California commissioners said Sirhan Sirhan, now 78, must do more work to understand what turns someone into a political assassin, his lawyer said.
In 2021 a panel of the parole board agreed with Sirhan's attorneys that he no longer posed a danger to the public.
But California's governor intervened to overrule the panel last year.
This was Sirhan's 16th parole rejection.
His lawyer, Angela Berry, argued that the board's decision was unduly influenced by Governor Gavin Newsom and by Kennedy relatives who remain opposed to Sirhan's release.
"I do feel the board bent to the political whim of the governor," Ms Berry said after Wednesday's hearing at a state prison in San Diego County, the Associated Press news agency reported.
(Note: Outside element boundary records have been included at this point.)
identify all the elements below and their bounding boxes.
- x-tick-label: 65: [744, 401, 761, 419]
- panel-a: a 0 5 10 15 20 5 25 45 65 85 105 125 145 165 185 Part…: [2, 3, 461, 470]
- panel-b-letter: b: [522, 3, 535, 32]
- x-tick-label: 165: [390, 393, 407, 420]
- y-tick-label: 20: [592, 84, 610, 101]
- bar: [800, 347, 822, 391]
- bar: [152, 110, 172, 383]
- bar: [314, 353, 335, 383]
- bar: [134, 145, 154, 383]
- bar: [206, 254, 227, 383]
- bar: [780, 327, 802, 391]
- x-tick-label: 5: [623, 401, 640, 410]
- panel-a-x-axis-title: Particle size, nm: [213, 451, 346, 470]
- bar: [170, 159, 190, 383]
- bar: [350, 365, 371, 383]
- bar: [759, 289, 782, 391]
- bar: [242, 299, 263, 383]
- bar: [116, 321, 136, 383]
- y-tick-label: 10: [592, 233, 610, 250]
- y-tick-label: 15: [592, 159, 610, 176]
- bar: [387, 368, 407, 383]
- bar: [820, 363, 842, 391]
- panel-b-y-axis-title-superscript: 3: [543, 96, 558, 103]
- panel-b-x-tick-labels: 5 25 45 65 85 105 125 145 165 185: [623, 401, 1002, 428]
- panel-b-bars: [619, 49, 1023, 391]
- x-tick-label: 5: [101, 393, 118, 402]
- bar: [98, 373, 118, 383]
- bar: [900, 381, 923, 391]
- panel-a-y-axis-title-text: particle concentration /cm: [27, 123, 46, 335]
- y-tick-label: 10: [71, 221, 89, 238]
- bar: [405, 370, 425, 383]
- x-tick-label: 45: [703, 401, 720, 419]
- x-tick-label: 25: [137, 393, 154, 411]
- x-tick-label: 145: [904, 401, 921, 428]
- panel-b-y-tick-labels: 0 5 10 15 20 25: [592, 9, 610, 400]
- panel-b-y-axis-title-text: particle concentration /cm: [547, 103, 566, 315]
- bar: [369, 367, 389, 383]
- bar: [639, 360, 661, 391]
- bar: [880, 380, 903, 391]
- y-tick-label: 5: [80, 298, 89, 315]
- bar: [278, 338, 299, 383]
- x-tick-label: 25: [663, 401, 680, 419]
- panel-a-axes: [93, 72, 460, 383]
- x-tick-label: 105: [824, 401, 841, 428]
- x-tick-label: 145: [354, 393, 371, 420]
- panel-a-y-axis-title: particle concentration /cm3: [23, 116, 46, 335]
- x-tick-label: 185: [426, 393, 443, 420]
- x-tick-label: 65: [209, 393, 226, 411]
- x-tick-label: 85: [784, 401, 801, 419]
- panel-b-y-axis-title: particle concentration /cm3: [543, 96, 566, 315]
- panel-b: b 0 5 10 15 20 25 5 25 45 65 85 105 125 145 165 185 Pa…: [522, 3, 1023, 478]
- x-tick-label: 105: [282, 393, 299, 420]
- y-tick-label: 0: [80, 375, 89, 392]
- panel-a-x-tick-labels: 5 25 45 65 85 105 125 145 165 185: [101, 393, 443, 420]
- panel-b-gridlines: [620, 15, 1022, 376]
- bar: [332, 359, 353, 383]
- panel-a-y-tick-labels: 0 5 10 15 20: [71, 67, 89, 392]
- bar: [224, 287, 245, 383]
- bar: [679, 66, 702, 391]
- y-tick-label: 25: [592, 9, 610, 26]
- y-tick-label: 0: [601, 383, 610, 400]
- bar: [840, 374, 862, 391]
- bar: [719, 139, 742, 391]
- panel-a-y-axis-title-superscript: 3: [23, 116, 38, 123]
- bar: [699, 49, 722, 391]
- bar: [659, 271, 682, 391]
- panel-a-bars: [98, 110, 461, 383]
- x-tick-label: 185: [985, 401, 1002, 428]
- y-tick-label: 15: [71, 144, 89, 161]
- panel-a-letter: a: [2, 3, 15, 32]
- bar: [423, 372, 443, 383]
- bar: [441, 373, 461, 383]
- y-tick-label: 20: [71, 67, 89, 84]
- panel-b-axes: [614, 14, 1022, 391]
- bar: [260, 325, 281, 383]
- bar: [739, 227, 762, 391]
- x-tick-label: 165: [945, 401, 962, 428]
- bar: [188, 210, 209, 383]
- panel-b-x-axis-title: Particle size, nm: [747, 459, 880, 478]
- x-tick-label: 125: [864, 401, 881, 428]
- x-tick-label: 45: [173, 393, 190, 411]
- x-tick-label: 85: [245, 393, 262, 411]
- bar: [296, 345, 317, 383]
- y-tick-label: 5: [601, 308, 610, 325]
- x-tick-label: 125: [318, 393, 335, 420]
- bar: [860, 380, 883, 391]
She has lodged a 53-page habeas corpus - a legal filing alleging unlawful detention - and requested that a judge rule the governor's intercession violated state law.
At his last parole board hearing back in 2021, Sirhan reportedly told commissioners: "Over half a century has passed. That young impulsive kid I was does not exist anymore."
But he was not as articulate in his latest hearing, his lawyer said.
The Palestinian immigrant previously said he fired at Kennedy because he was enraged by his support for Israel, but Sirhan has also denied having any recollection of the killing.
He was convicted of first-degree murder for gunning down Kennedy, 42, in the kitchen of the Ambassador Hotel in Los Angeles on 5 June 1968.
His older brother, President John F Kennedy, was assassinated in Dallas in 1963.